Our Top Ten Foods!
January 24, 2005
June M. Lay - LifeStyle Editor - HealthNewsDigest.com
week's tip is a list of "Our Top Ten" favorite foods , which are
healthy, contribute to disease prevention, aid our weight management efforts,
and are delicious, especially if we use some creativity! So, when I say our top
ten, I am referring to the foods that "I" recommend eating regularly
(with a few not-as healthy foods eaten in-between). I hope you'll choose to make
them your top ten too
Here goes just a quick look at our top ten:
Yogurt: As close to a #1 food as it gets, my motto is " A Yogurt a Day". Loaded with nutrients such as high quality bone building calcium, high quality protein, B vitamins and with healthy immune boosting bacteria, which line our gastrointestinal tract. A great food, snack or snack topping; it's portable and easy to find. Now studies indicate that those of us who have diets high in low fat dairy products, have an easier time staying trim!
Oatmeal: Yes, oatmeal! And not just in cold snowy weather. It is a great source of a long lasting stick to the ribs energy food all year long, and full of vitamins and minerals with heart health benefits (not just a slogan, but scientifically proven).
Salmon: Higher in fat than our other fishes, but a fat that is essential to our skin, brain, heart and arteries to name a few. What more can we ask for in a tasty fatty food?
Legumes: Labeled as a "Powerhouse Food" in one of my tips, legumes are a powerful energy food with vitamins and minerals along with an almost equal proportion of quality protein included in the list of meat alternatives. Legumes also contain a high proportion of soluble and insoluble fiber, disease fighting phytochemicals and like oatmeal, they stick to our ribs leaving us fuller longer.
Cabbage: Okay, I can hear it now, ugh cabbage? Cabbage is a cruciferous veggie just as is Broccoli, Brussels sprouts and cauliflower. I chose cabbage because of its versatility. Cruciferous vegetables contain several cancer fighting phytochemicals as well as loads of other nutrients. Cabbage can be eaten whole or shredded, raw or cooked, and it can be added to soups, salads, and sandwiches. I add raw red cabbage every day to my Kitchen Sink Salad, and not only am I getting full, but I'm chewing my way to lean-ness.
Tomato: The tomato's recent claim to fame is its high content of Lycopene, a disease fighting phytochemical known especially to be helpful fighting prostate cancer. And since the tomato is so popular, versatile, widely available and tasty raw or cooked, I rate it a "Superstar Food". Feeding your prostate? Drink tomato juice (a great natural appetite suppressant when arriving at a restaurant) and eat lot's of tomato sauce.
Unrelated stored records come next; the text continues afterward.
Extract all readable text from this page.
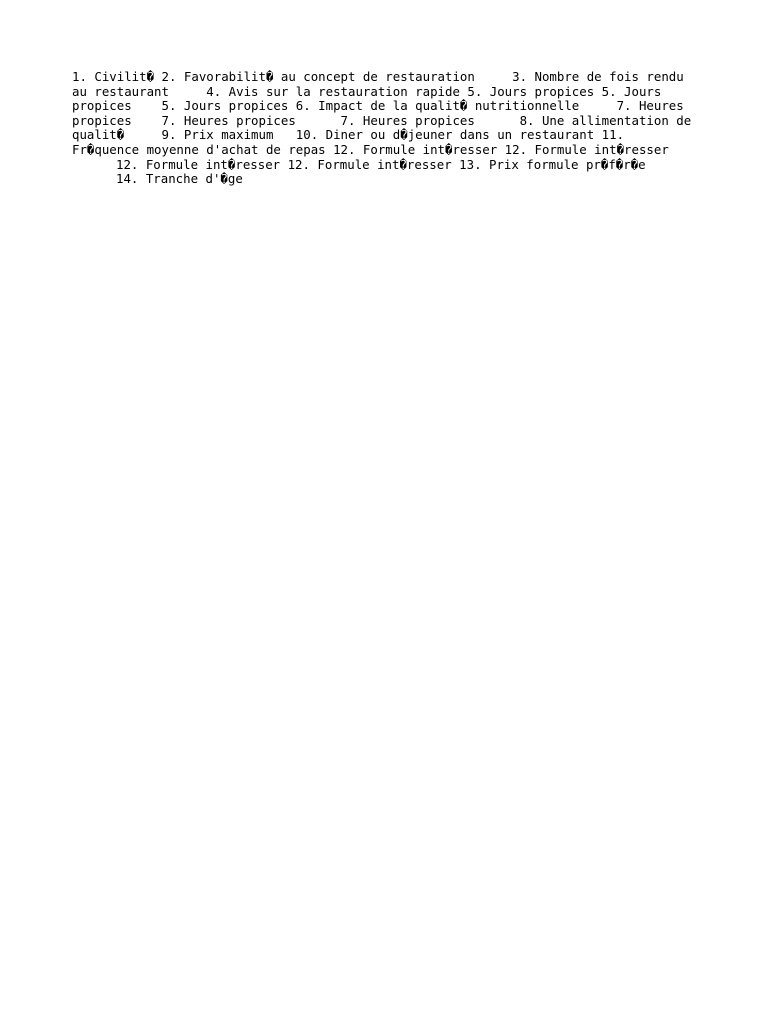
1. Civilit� 2. Favorabilit� au concept de restauration     3. Nombre de fois rendu
au restaurant     4. Avis sur la restauration rapide 5. Jours propices 5. Jours
propices    5. Jours propices 6. Impact de la qualit� nutritionnelle     7. Heures
propices    7. Heures propices      7. Heures propices      8. Une allimentation de
qualit�     9. Prix maximum   10. Diner ou d�jeuner dans un restaurant 11.
Fr�quence moyenne d'achat de repas 12. Formule int�resser 12. Formule int�resser
12. Formule int�resser 12. Formule int�resser 13. Prix formule pr�f�r�e
14. Tranche d'�ge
Spinach: While spinach has made the top ten list, it's not for its iron content which is not fully absorbed into our body (sorry Popeye). However, when it comes to "Feeding our Eyes", spinach contains all the right phytochemicals. In fact, the retina in our eyes has the highest concentration of phytochemical pigments which need replenishing especially as we age. Spinach also contains loads of B vitamins so it's healthy for our heart, our nerves and for new cell growth (hear about folate recently for prevention of neurological disease in newborns?).
Sweet Potatoes: Sweet, starchy and loaded with carotenoids, vitamin C and our valuable B's, this potato is only about 120 calories for an average 5 incher. If we get creative, we can have one as a mini meal (great stuffed), snack, or make them baked as fries, or even chips. Don't we just love potatoes?
Popcorn: Popcorn, you ask? Yes, snack foods are important, so popcorn heads the list. Crunchy, low calorie, very low fat (if hot air popped!), and popcorn takes a longer time to eat (valuable for us overeaters). Popcorn has the highest amount of fiber for a snack food too. So, popcorn is not just for movies!
Banana: The banana made my list since almost everyone loves bananas, but most of us think that they are fattening! Well, at about 120 calories for a medium one, loaded with potassium, vitamin C, sweet and starchy, they make the list. Bananas are also versatile. Satisfy the starch urge by adding them to a fruit salad or cereal; thicken up a smoothie; stuff one in a bag to go; eat one on the run and even buy one at those fruit stands (we're less likely to get sick from a banana because of the peel).
Cottage Cheese: Okay, this makes 11 foods, but I couldn't resist. For those of us who can get past the "diet category" of cottage cheese, it makes a great substitute for many cheeses. I love cheese and for me, low-fat cottage cheese can substitute for goat cheese in a salad, ricotta in a pasta dish, American cheese in an egg omelet, and of course I even add it to my oatmeal. Let's not forget that I make my low fat egg salad recipe with it. Cottage cheese is high in protein, calcium and when we choose the low fat kind ( I love Friendship because it's creamy), we've got a great source of a dairy food. Can we give cottage cheese a chance?
So there it is, just some of the foods that make
"Our Top Ten" list to eat more often, which might be easier to do than
what many of us focus on, not eating all those "bad" tasty foods.